You have to look at the CAPITALIZATION RATE = annual operating income/cost of investment or value
of each investment in a case by case study.
Within commercial properties, there's a big variety of business types...do you want to be an
absentee owner with a triple net lease?
Or do you want to live near your property and be a property manager of your residential property or have the expense of
hiring a property manger and have the CAP RATE decrease somewhat.
Does the property need repairs...this is an expense that can have an effect on the CAP RATE.
If you're looking into residential real estate, you're most likely going to look at purchasing a condo built after June 1979 (with some exceptions for periods around 1996) that is both exempt from rent control and from eviction control. Most of these are built in the Soma and South Beach areas. One-bedrooms will start in the $450-500,000 range with two bedrooms starting in the $600-650,000 range depending. Your goal would be to collect the difference between your carrying costs and rent you receive. Remember you may be able to deduct such items as business losses if you're in the negative each month, homeowner association fees, and many other related assessments or carrying costs including mortgage interest and mortgage insurance premiums. The trick here is to watch out for low down payment purchases. Many lenders for investment properties Require larger down payments if you are an absentee owner.
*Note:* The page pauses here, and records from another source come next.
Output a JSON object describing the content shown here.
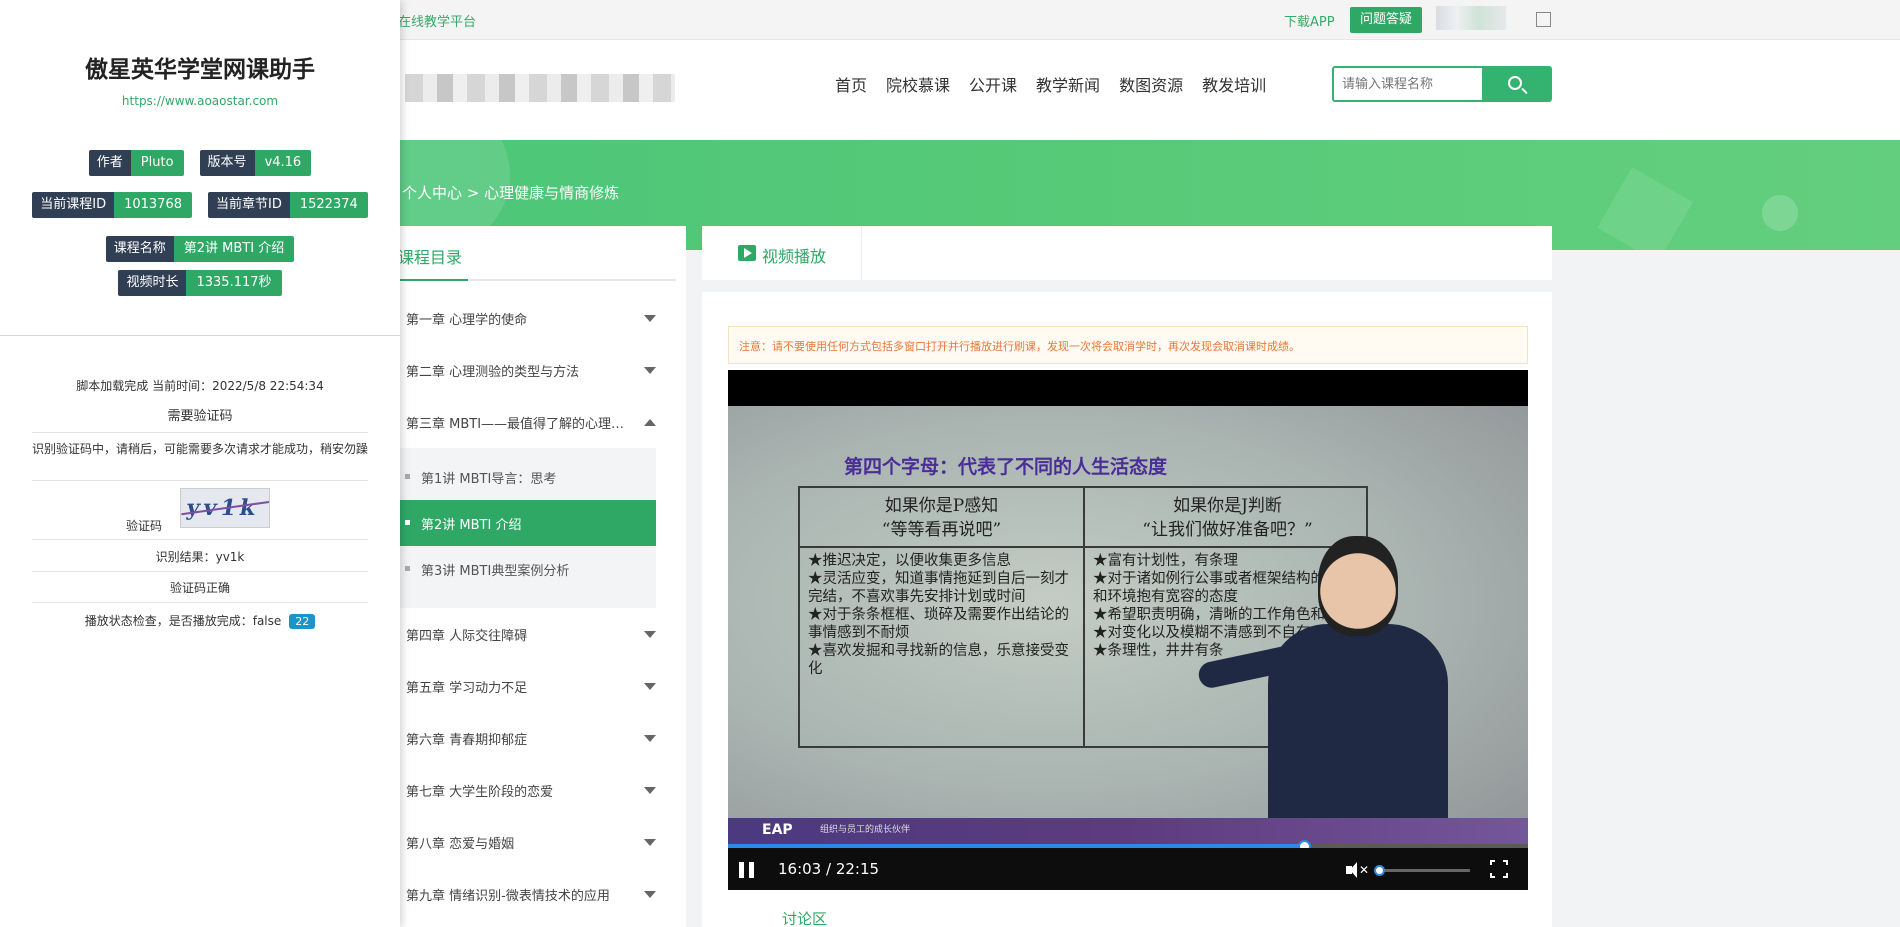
{
  "topbar": {
    "platform": "在线教学平台",
    "download": "下载APP",
    "qa": "问题答疑"
  },
  "nav": {
    "items": [
      "首页",
      "院校慕课",
      "公开课",
      "教学新闻",
      "数图资源",
      "教发培训"
    ],
    "search_placeholder": "请输入课程名称"
  },
  "breadcrumb": "个人中心 > 心理健康与情商修炼",
  "catalog": {
    "title": "课程目录",
    "chapters": [
      "第一章 心理学的使命",
      "第二章 心理测验的类型与方法",
      "第三章 MBTI——最值得了解的心理测验",
      "第四章 人际交往障碍",
      "第五章 学习动力不足",
      "第六章 青春期抑郁症",
      "第七章 大学生阶段的恋爱",
      "第八章 恋爱与婚姻",
      "第九章 情绪识别-微表情技术的应用"
    ],
    "lessons": [
      "第1讲 MBTI导言：思考",
      "第2讲 MBTI 介绍",
      "第3讲 MBTI典型案例分析"
    ],
    "active_lesson": 1
  },
  "player": {
    "tab": "视频播放",
    "notice": "注意：请不要使用任何方式包括多窗口打开并行播放进行刷课，发现一次将会取消学时，再次发现会取消课时成绩。",
    "time": "16:03 / 22:15",
    "progress": 0.72,
    "volume": 0.0,
    "discussion": "讨论区"
  },
  "slide": {
    "title": "第四个字母：代表了不同的人生活态度",
    "left_head_1": "如果你是P感知",
    "left_head_2": "“等等看再说吧”",
    "right_head_1": "如果你是J判断",
    "right_head_2": "“让我们做好准备吧？”",
    "left_items": [
      "★推迟决定，以便收集更多信息",
      "★灵活应变，知道事情拖延到自后一刻才完结，不喜欢事先安排计划或时间",
      "★对于条条框框、琐碎及需要作出结论的事情感到不耐烦",
      "★喜欢发掘和寻找新的信息，乐意接受变化"
    ],
    "right_items": [
      "★富有计划性，有条理",
      "★对于诸如例行公事或者框架结构的事务和环境抱有宽容的态度",
      "★希望职责明确，清晰的工作角色和任务",
      "★对变化以及模糊不清感到不自在",
      "★条理性，井井有条"
    ],
    "footer_logo": "EAP",
    "footer_text": "组织与员工的成长伙伴"
  },
  "helper": {
    "title": "傲星英华学堂网课助手",
    "url": "https://www.aoaostar.com",
    "author_k": "作者",
    "author_v": "Pluto",
    "version_k": "版本号",
    "version_v": "v4.16",
    "course_id_k": "当前课程ID",
    "course_id_v": "1013768",
    "chapter_id_k": "当前章节ID",
    "chapter_id_v": "1522374",
    "course_name_k": "课程名称",
    "course_name_v": "第2讲 MBTI 介绍",
    "duration_k": "视频时长",
    "duration_v": "1335.117秒",
    "loaded": "脚本加载完成 当前时间：2022/5/8 22:54:34",
    "need_captcha": "需要验证码",
    "recognizing": "识别验证码中，请稍后，可能需要多次请求才能成功，稍安勿躁",
    "captcha_label": "验证码",
    "captcha_text": "yv1k",
    "result": "识别结果：yv1k",
    "correct": "验证码正确",
    "status": "播放状态检查，是否播放完成：false",
    "status_count": "22"
  },
  "colors": {
    "accent": "#2fa866",
    "badge_dark": "#303f54",
    "progress": "#2b8ae6"
  }
}
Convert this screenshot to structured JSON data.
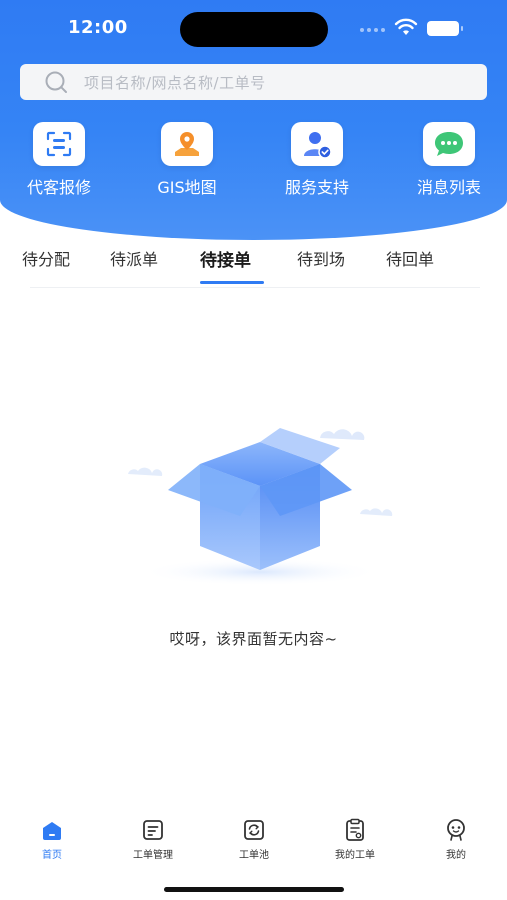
{
  "status_bar": {
    "time": "12:00"
  },
  "search": {
    "placeholder": "项目名称/网点名称/工单号",
    "icon": "search-icon"
  },
  "quick_actions": [
    {
      "label": "代客报修",
      "icon": "scan-icon"
    },
    {
      "label": "GIS地图",
      "icon": "map-pin-icon"
    },
    {
      "label": "服务支持",
      "icon": "support-user-icon"
    },
    {
      "label": "消息列表",
      "icon": "chat-bubble-icon"
    }
  ],
  "tabs": [
    {
      "label": "待分配"
    },
    {
      "label": "待派单"
    },
    {
      "label": "待接单"
    },
    {
      "label": "待到场"
    },
    {
      "label": "待回单"
    }
  ],
  "active_tab_index": 2,
  "empty_state": {
    "message": "哎呀，该界面暂无内容~",
    "icon": "empty-box-icon"
  },
  "bottom_nav": [
    {
      "label": "首页",
      "icon": "home-icon"
    },
    {
      "label": "工单管理",
      "icon": "document-icon"
    },
    {
      "label": "工单池",
      "icon": "refresh-box-icon"
    },
    {
      "label": "我的工单",
      "icon": "clipboard-icon"
    },
    {
      "label": "我的",
      "icon": "face-icon"
    }
  ],
  "active_nav_index": 0,
  "colors": {
    "primary": "#2f7bf3",
    "text": "#333333",
    "placeholder": "#b8bcc4"
  }
}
Special programs like the FHA or Census tract loans for example may prohibit you from renting your property out for certain period of time.
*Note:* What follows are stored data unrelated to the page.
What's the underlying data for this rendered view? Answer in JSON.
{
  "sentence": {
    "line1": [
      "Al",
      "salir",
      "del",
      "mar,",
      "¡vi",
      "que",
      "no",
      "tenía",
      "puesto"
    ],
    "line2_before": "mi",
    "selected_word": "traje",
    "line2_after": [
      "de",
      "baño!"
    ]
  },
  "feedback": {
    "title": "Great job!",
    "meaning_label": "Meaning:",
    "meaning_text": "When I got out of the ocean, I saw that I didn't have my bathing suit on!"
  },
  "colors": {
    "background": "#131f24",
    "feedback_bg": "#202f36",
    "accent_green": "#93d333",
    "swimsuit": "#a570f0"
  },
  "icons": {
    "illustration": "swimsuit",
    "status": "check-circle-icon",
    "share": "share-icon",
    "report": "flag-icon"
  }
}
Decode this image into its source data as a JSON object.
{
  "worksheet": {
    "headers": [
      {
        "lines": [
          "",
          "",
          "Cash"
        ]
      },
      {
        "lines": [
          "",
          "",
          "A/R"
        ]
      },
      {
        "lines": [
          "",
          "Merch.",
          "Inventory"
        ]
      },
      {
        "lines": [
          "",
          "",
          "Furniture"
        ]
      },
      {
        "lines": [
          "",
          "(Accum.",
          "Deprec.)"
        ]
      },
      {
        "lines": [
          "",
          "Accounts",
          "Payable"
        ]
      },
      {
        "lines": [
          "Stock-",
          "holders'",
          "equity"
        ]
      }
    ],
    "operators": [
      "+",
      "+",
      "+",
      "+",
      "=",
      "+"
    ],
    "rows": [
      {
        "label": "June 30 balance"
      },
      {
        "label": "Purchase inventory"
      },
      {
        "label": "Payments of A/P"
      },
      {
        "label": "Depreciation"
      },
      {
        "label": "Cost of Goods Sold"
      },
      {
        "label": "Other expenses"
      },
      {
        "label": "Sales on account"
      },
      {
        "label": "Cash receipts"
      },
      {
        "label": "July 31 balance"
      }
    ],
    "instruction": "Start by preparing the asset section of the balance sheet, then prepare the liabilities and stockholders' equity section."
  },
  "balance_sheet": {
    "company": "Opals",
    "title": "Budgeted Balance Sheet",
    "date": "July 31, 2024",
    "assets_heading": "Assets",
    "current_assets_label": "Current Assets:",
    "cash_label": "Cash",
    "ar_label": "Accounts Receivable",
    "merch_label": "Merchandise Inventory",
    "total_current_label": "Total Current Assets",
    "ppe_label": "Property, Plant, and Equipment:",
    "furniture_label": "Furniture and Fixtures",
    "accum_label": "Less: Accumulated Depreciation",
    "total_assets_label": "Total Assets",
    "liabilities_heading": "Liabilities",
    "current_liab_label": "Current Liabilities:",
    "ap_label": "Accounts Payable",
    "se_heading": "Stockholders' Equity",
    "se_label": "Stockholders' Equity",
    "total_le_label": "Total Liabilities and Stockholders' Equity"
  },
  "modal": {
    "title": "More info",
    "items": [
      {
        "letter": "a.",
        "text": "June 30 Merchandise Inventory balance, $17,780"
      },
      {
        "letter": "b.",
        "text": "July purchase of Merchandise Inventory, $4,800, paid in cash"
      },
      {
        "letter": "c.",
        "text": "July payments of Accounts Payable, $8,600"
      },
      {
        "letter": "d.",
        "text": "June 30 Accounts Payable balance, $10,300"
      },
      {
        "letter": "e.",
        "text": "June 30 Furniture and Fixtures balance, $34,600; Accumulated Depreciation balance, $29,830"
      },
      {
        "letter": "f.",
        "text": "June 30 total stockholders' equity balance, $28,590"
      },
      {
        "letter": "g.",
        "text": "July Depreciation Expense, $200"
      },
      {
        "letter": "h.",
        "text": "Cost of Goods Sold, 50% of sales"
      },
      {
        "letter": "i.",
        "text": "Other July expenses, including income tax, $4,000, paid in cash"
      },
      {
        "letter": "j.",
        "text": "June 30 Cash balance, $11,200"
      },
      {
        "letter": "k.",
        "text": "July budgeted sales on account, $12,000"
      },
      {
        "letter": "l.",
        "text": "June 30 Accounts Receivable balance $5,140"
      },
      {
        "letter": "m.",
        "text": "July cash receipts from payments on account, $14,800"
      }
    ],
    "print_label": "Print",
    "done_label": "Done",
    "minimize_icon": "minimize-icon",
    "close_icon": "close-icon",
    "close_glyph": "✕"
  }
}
If you're looking for commercial property The choice you have now is rather limited. Most of the listings on the market in the Soma area, for example, are large warehouse buildings. Occasionally you'll find a small office space or retail space that is marginally affordable. A search of LoopNet shows that the other types of properties out there are office spaces, retail spaces, and businesses for sale. For these types of opportunities, your general time horizon for most lease relationships should be at least 3 to 5 years. Further, unlike residential real estate, commercial real estate is deemed to be transacted between two relatively sophisticated parties. In other words, lawyers are likely to be involved in negotiations and document preparation at some point.
Your flexibility, however, is greater. You can get a triple net lease where your tenant pays for almost everything. You could get leases where you pay for utilities and provide amenities. How about the situations where the tenant improves the property in exchange for rental credit? Plus, unlike residential real estate with applicable rent and eviction control laws, commercial real estate is much more premised and derivative from contracts executed by individual parties.
In the end, if you're saying that you're unable to secure a loan but instead have cash to purchase something, residential real estate is likely to provide a quicker, potentially smaller, return because most people have their own furniture and are not going to change the space any substantial manner as a commercial tenant would expect to do in most cases. And last, if you're thinking about doing a flipper with cheaply priced fixer properties think again. Fixer properties are also quite expensive in the city as well. The ones with reduced prices often have legacy tenant issues that may require additional cash to transition tenants out of a particular property if it's even at all possible. If you're looking for foreclosed homes, then you would have to have a fair amount of money. Usually the formula works like this: properties purchased for $200 or $300 a square foot in cash and $200 $300 is required for renovations with the hope of selling for more than $500 or $600 per square foot. The issue here is being able to balance the time it takes to bring a property onto the market while also holding the property for longer than 90 days in order to have fully marketable title upon which someone could borrow against.
One is not more profitable than the other. You will likely spend a good deal of time on this investment even if you have it professionally managed so think about which would be more enjoyable for you...commercial tenants or residential tenants.
With income producing real estate you get paid two ways, one is in appreciation and the other is in monthly rent.
Those two means of getting paid will vary widely depending on the quality of investment or said another way depending on the risk level.
And what type of commercial real estate? Triple net leases? Apartment buildings, strip malls?
It would help someone to answer if you were more specific.